Rumların Karadeniz’e Yönelik Faaliyetleri

Karadeniz Bölgesi Rumlar için, coğrafi ve tarihi olarak Helen idaresinin Türklere direndiği en son bölge olması bakımından ayrı bir öneme sahip olup, bölge Megali idealinin bir parçası durumundadır.

Yunanistan bu milli hedefini elde etmek maksadıyla 1916 – 1922 yılları arasında Karadeniz’den göç eden Rumların durumunu, öncelikle Yunan ve Uluslararası Kamuoyunun gündemine getirmeye ve 19 Mayıs 1919 tarihinin, Pontusların soykırım günü olarak kabul edilmesini sağlamaya yönelik çabalarını sürdürürken, PKK ile işbirliği içerisinde, bölgeye yönelik faaliyetlerini de hızlandırmıştır.

Bu kapsamdaki önemli faaliyetler şunlardır;

– Yunanistan 1974’ten itibaren Türkiye’ye karşı Ermeni, Rum ve Kürt unsurların birleşik mücadelesini sağlama çabası içine girmiş ve bu amaçla “Küçük Asya ve Kıbrıs Halkları Mücadele Koordine Komitesini” kurmuştur.

– Pontusların soykırım konusunu, Yunan ve Dünya Kamuoyunun gündemine getirme çalışmalarını hızla devam ettirmektedir.

– 1992 yılında Avrupa Parlamentosuna, Yunanistan tarafından Pontuslu Rumların soykırımının kabul edilmesi ve 19 Mayıs’ın anma günü olarak tespitine ilişkin bir karar tasarısı sunulmuştur. 19 Mayıs Günü, Pontusluların Soykırımının anma günü olarak 1994 yılında Yunan Parlamentosunda kabul edilmiştir.

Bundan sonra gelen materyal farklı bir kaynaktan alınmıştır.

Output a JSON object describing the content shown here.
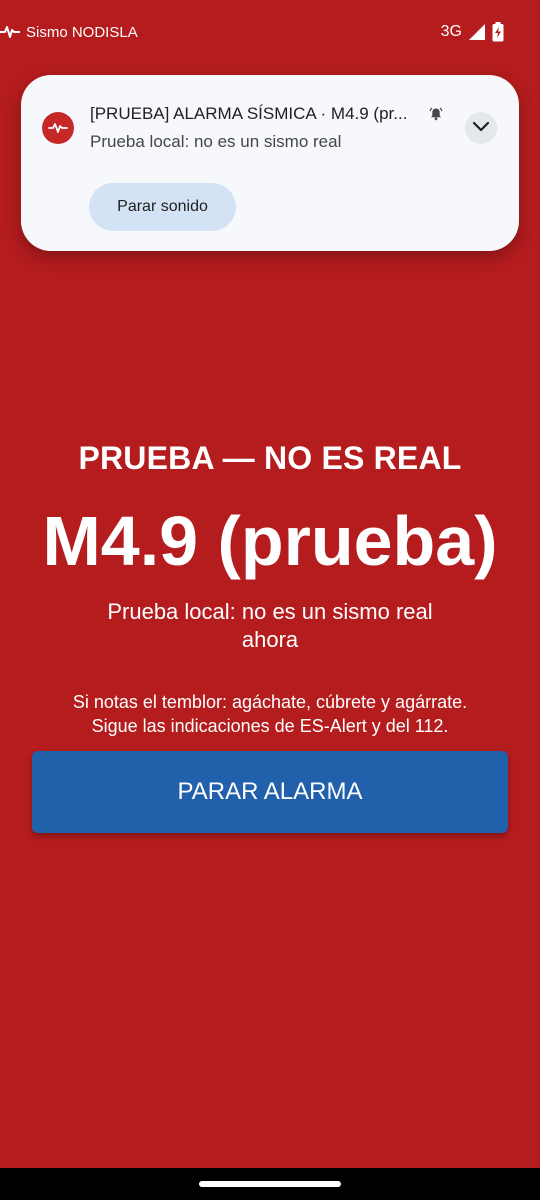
{
  "status_bar": {
    "app_name": "Sismo NODISLA",
    "network": "3G",
    "icons": [
      "seismic-pulse-icon",
      "signal-icon",
      "battery-charging-icon"
    ]
  },
  "notification": {
    "title": "[PRUEBA] ALARMA SÍSMICA · M4.9 (pr...",
    "text": "Prueba local: no es un sismo real",
    "action_label": "Parar sonido",
    "icons": [
      "seismic-app-icon",
      "alarm-bell-icon",
      "chevron-down-icon"
    ]
  },
  "alarm": {
    "heading": "PRUEBA — NO ES REAL",
    "magnitude": "M4.9 (prueba)",
    "description_line1": "Prueba local: no es un sismo real",
    "description_line2": "ahora",
    "instructions_line1": "Si notas el temblor: agáchate, cúbrete y agárrate.",
    "instructions_line2": "Sigue las indicaciones de ES-Alert y del 112.",
    "stop_button_label": "PARAR ALARMA"
  },
  "colors": {
    "background": "#b41c1e",
    "button": "#2160ab",
    "notification_bg": "#f6f8fc",
    "notification_action_bg": "#d3e3f5",
    "app_icon_bg": "#c62828"
  }
}
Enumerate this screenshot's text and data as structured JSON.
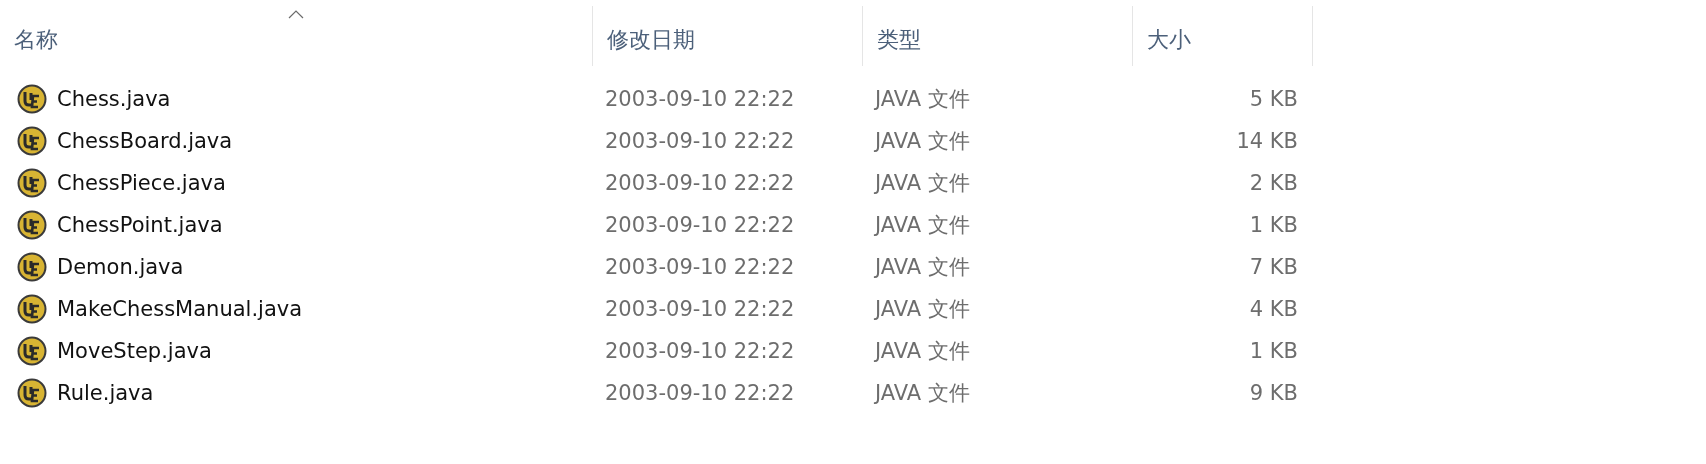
{
  "columns": [
    {
      "label": "名称",
      "sorted": true
    },
    {
      "label": "修改日期",
      "sorted": false
    },
    {
      "label": "类型",
      "sorted": false
    },
    {
      "label": "大小",
      "sorted": false
    }
  ],
  "files": [
    {
      "name": "Chess.java",
      "modified": "2003-09-10 22:22",
      "type": "JAVA 文件",
      "size": "5 KB"
    },
    {
      "name": "ChessBoard.java",
      "modified": "2003-09-10 22:22",
      "type": "JAVA 文件",
      "size": "14 KB"
    },
    {
      "name": "ChessPiece.java",
      "modified": "2003-09-10 22:22",
      "type": "JAVA 文件",
      "size": "2 KB"
    },
    {
      "name": "ChessPoint.java",
      "modified": "2003-09-10 22:22",
      "type": "JAVA 文件",
      "size": "1 KB"
    },
    {
      "name": "Demon.java",
      "modified": "2003-09-10 22:22",
      "type": "JAVA 文件",
      "size": "7 KB"
    },
    {
      "name": "MakeChessManual.java",
      "modified": "2003-09-10 22:22",
      "type": "JAVA 文件",
      "size": "4 KB"
    },
    {
      "name": "MoveStep.java",
      "modified": "2003-09-10 22:22",
      "type": "JAVA 文件",
      "size": "1 KB"
    },
    {
      "name": "Rule.java",
      "modified": "2003-09-10 22:22",
      "type": "JAVA 文件",
      "size": "9 KB"
    }
  ]
}
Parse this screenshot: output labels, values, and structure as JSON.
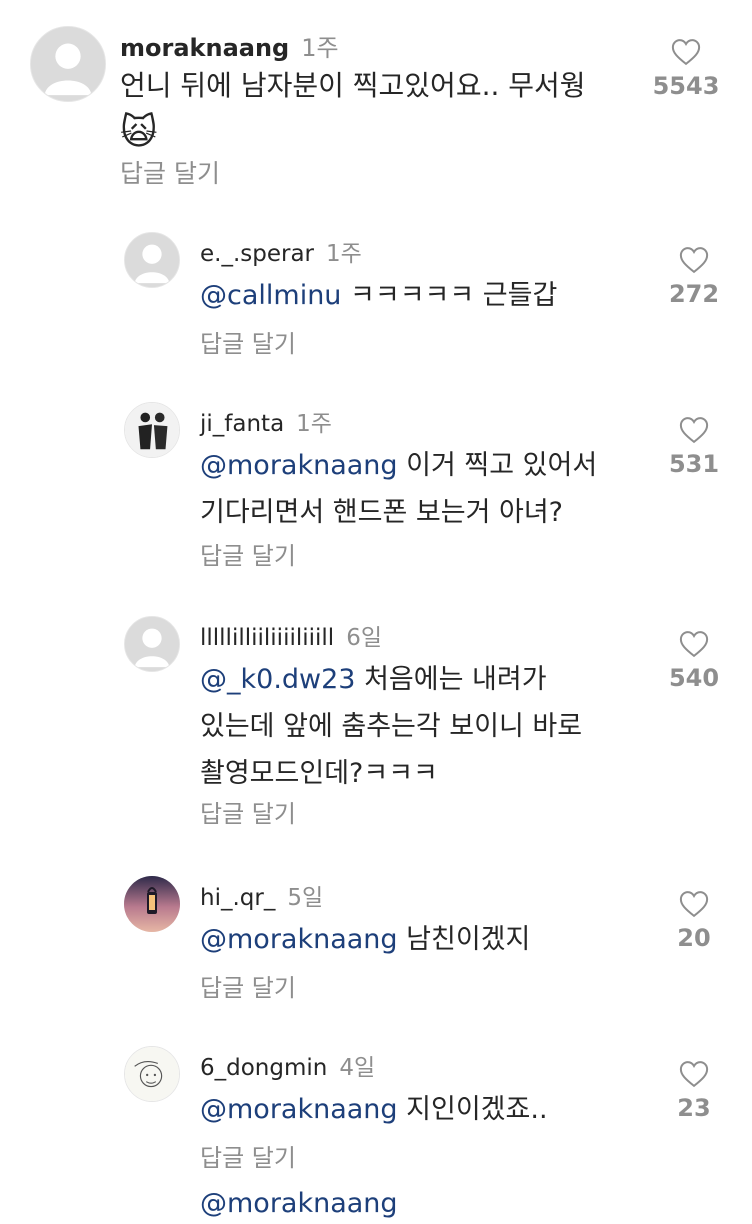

– Türkiye’den göç eden Rumların ve yabancı misyonların bölgeye olan ziyaretleri artmıştır.

– Türkiye’yi stratejik rakip olarak gören Yunanistan’ın Patrikhane ve PKK’yı da kullanarak Pontus’a yönelik faaliyetleri ile, Karadeniz’in gelecek dönem dünya ekonomisinde oynayacağı rolü de dikkate alarak, bu konuda Türkiye’nin avantajlarını azaltma gayretleri içinde olacağı,

– Türkiye’den göç ederken, arazi ve gayri menkullerinin tapularını yanlarında götüren Rumların, halen İngiltere, Fransa ve Avustralya’daki yakınlarını kullanarak, söz konusu tapuları uluslararası hukuk çerçevesinde dile getirerek Karadeniz Bölgesinden toprak isteme çabalarını gündeme getirebilecekleri, sözde Pontus soykırımını uluslararası kuruluşlara kabul ettirme yönünde, gayretlerini arttıracağı değerlendirilmektedir.

Ermenilerin Faaliyetlerinin Değerlendirilmesi

İstanbul Kumkapı Ermeni Patrikhanesi, Ermenistan’daki Eçmiyazin Katagikosluğu’na bağlı olup, Büyük Ermenistan’ın kurulmasını ve Ermenistan ile birleşmesi yönünde faaliyetlerini sürdürmektedir. Ermenilerin ülkemizden talepleri, sözde soykırımın tanınması, buna karşılık tazminat ödenmesi ve toprak verilmesi olarak özetlenebilir. Bu maksatla Ermeni Terör Örgütleri, 1973’lerden günümüze 31’i resmi görevli olmak üzere 47 vatandaşımızı şehit etmişlerdir.

6 Nisan 1980’de Lübnan’da ASALA ile PKK arasında imzalanan bir antlaşma ile, ASALA Türkiye’ye yönelik terör hareketlerini Karadağ’a kaydırmış ve yerini PKK terör örgütüne bırakmıştır.

Sözde Ermeni davasının izlenmesi ise, daha ziyade ABD Kongresi ve Avrupa Parlamentosu gibi siyasi platformlara kaydırılmıştır. Anma faaliyetleri, 1996 yılından başlamak üzere çeşitlilik ve kapsamlı boyutlara sahip bir görünüm arz etmiştir. Sözde soykırımın kabulüne yönelik talepleri de dile getirmeyi sürdürmüşlerdir.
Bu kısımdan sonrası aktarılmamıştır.